Gather round the fire children, no not quite that close you’ll burn your toes, and I shall tell you the tales of the Wandering Tom, doomed to forver wander Europe in the search of his elusive goal, Regular EU funding..
This week our hero, or anti-hero, or aging fatman, set out on the rails with his beautful and intelligent sidekick Ann, and travelled on Sunday the 30th to the ancient and wonderous city of Londinium, where they resided at the Hotel of Indigo near the lair of Paddington Bear. Having been fed well by the gay Greek waiter Ibrachim they slept until our Tom had to rise at 5pm and ride the early metal snake known as ‘Eurostar’ to the city of all gold and sprouts.. Brussels.
Here he attended a very dull research advisory council meeting and tried to seed 2 topics into the EC’s research programme for 2012, before taking the very fast ‘Star back to London and a fish and chip supper before watching the occult physician Doc Martin on the goggling box.
It was now Tuesday of the week, and a meeting with Belgians and Brits was held at the offices of the people wot run the freight service thru the Chunnel. Much jollity ensued in which our laudable lord and his minions reported on Frenchie ideas to use TGVs to carry freight from London to Paris.
Thus was the Western European leg ended, and Tom and his loyal aide Ann boarded a flying eagle and flew to the ancient land of Thrace, Macedonia and indeed Bulgaria.
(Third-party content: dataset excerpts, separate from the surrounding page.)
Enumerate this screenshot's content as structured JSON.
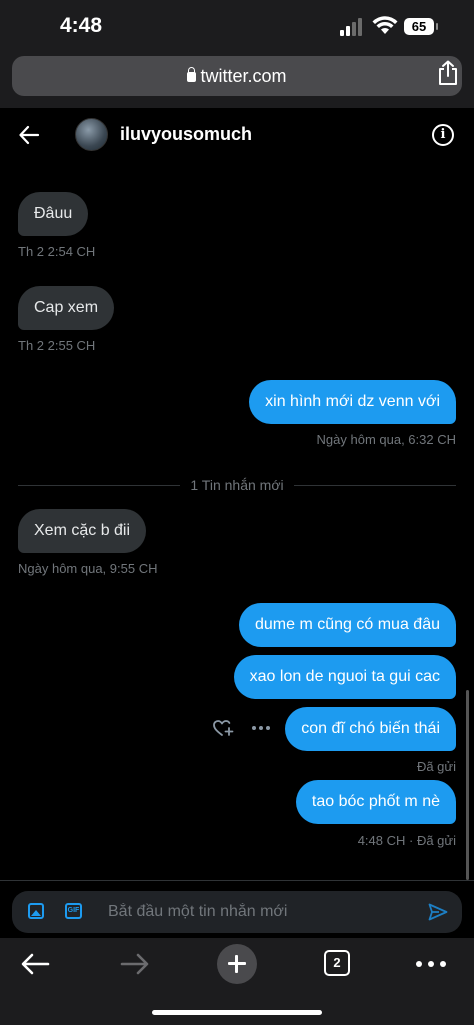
{
  "status_bar": {
    "time": "4:48",
    "battery": "65"
  },
  "browser": {
    "url": "twitter.com"
  },
  "header": {
    "username": "iluvyousomuch",
    "info_glyph": "i"
  },
  "messages": [
    {
      "dir": "in",
      "text": "Đâuu",
      "meta": "Th 2 2:54 CH"
    },
    {
      "dir": "in",
      "text": "Cap xem",
      "meta": "Th 2 2:55 CH"
    },
    {
      "dir": "out",
      "text": "xin hình mới dz venn với",
      "meta": "Ngày hôm qua, 6:32 CH"
    },
    {
      "dir": "in",
      "text": "Xem cặc b đii",
      "meta": "Ngày hôm qua, 9:55 CH"
    },
    {
      "dir": "out",
      "text": "dume m cũng có mua đâu",
      "meta": ""
    },
    {
      "dir": "out",
      "text": "xao lon de nguoi ta gui cac",
      "meta": ""
    },
    {
      "dir": "out",
      "text": "con đĩ chó biến thái",
      "meta": "Đã gửi"
    },
    {
      "dir": "out",
      "text": "tao bóc phốt m nè",
      "meta": "4:48 CH · Đã gửi"
    }
  ],
  "new_messages_divider": "1 Tin nhắn mới",
  "composer": {
    "placeholder": "Bắt đầu một tin nhắn mới",
    "gif_label": "GIF"
  },
  "toolbar": {
    "tab_count": "2"
  },
  "colors": {
    "accent": "#1d9bf0",
    "incoming_bubble": "#2f3336",
    "background": "#000000",
    "meta_text": "#71767b"
  },
  "icons": [
    "back-arrow-icon",
    "info-icon",
    "lock-icon",
    "share-icon",
    "image-icon",
    "gif-icon",
    "send-icon",
    "heart-plus-icon",
    "more-icon",
    "forward-arrow-icon",
    "plus-icon",
    "tabs-icon"
  ]
}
In the city named after wisdom, Sofia, he met with many short funny dwarfs who all smoked like chimneys, and made long endless speeches about nothing, and yet in the end proved to be very warm and welcoming in their small but perfectly formed Railway University, which used to be a military school until demilitarised in 2000.
Sadly by now our hero had succumbed to a fierce cold, and had to spend a lot of time drinking the magic potion Lemsip and blowing in the tissues of snot, before starting to feel better and writing the most exciting story of adventure of derring do to his beloved sons in far off lands.